Joining forces: “There’s a kung fu movie with one armless guy and one legless guy fighting bad guys. They can’t do it alone, but together they’re unbeatable,” says Geremy Jasper of how he and uni-named partner Sanchez started the Fever. “I couldn’t get anything done, and he couldn’t sing.”
Say what? The Fever’s lyrics may be stunningly eloquent, but Jasper’s slurred delivery makes them impossible to comprehend. He intends to reform in time for the debut full-length, which he’s now writing. “I’m either printing the lyrics,” he vows, “or taking enunciation classes!”

The Fiery Furnaces
Sound like: Hauntingly pretty rock songs, alternately danceable and wistful, hypnotically sung/spoken Patti Smithishly. “We’re spastically bluesy,” they say with pride.
Who they are: Gloomy, sardonic, dark-eyed brother and sister Eleanor and Matt Friedberger, from Oak Park, Illinois.
Sibling rivalry: Matt on Eleanor: “Back when I never saw her, I thought she was pleasant and responsible and unpretentious. Now that we’re in the studio together all the time, I think she’s useless and boring.” Surely it’s performance art when Matt spits out, “But you don’t necessarily try hard, do you, Eleanor?” as she’s about to cry? “I wish it were performance art,” says a dejected Eleanor.
Up next: Their album Gallowsbird’s Bark is out September 23 on Rough Trade.

The Flesh
Sounds like: Stuttering, Birthday Party–esque garage rock with synth beats and a dark, dramatic R&B groove.
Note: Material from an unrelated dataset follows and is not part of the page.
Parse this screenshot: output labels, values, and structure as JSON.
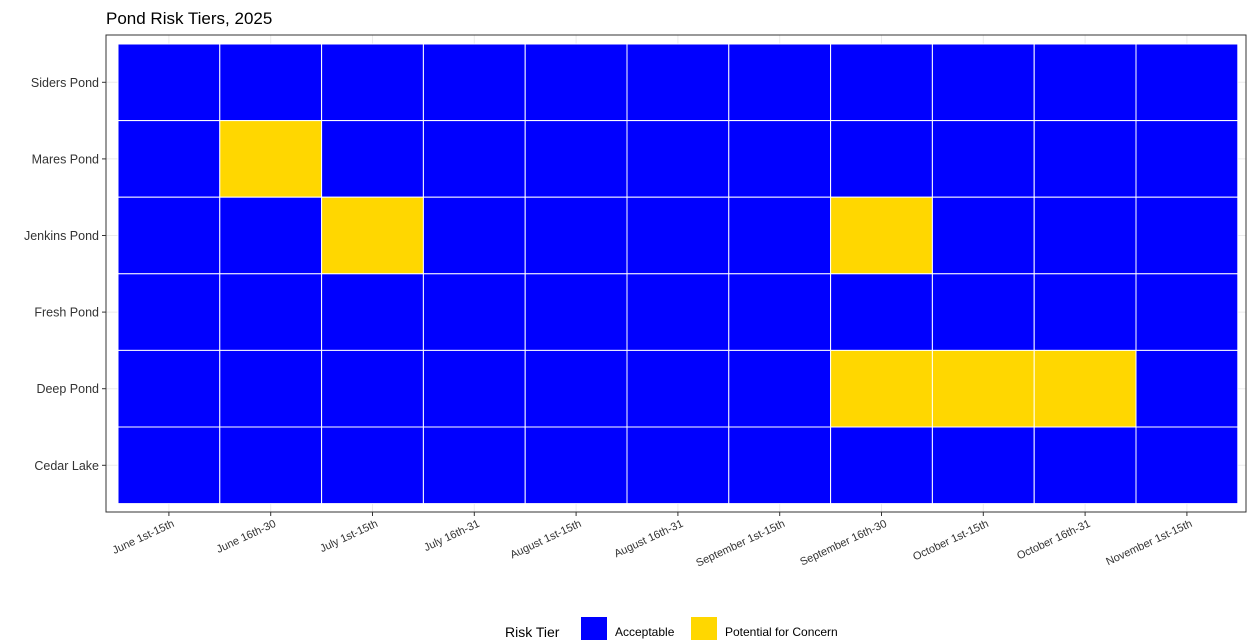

Dark and horny: “Hip-hop is what rock ’n’ roll is supposed to be—it’s funky but with a dark riff moving through it,” says singer-guitarist Nathan Halpern, whose year-old band drew on hip-hop’s spirit as much as punk’s to craft its sound. “Outkast, the Neptunes—they reflect the same interests I have in minor-key, dark, Kurt Weill stuff and horny, Stooges-like stuff.”
Disclaimer: Halpern cautions that the Flesh “doesn’t do pastiche”—it’s no rap-rock-fusion act—but its thematic obsession with “sex and death” has merely found a subtle inspiration in the world of Cristal and bling-bling.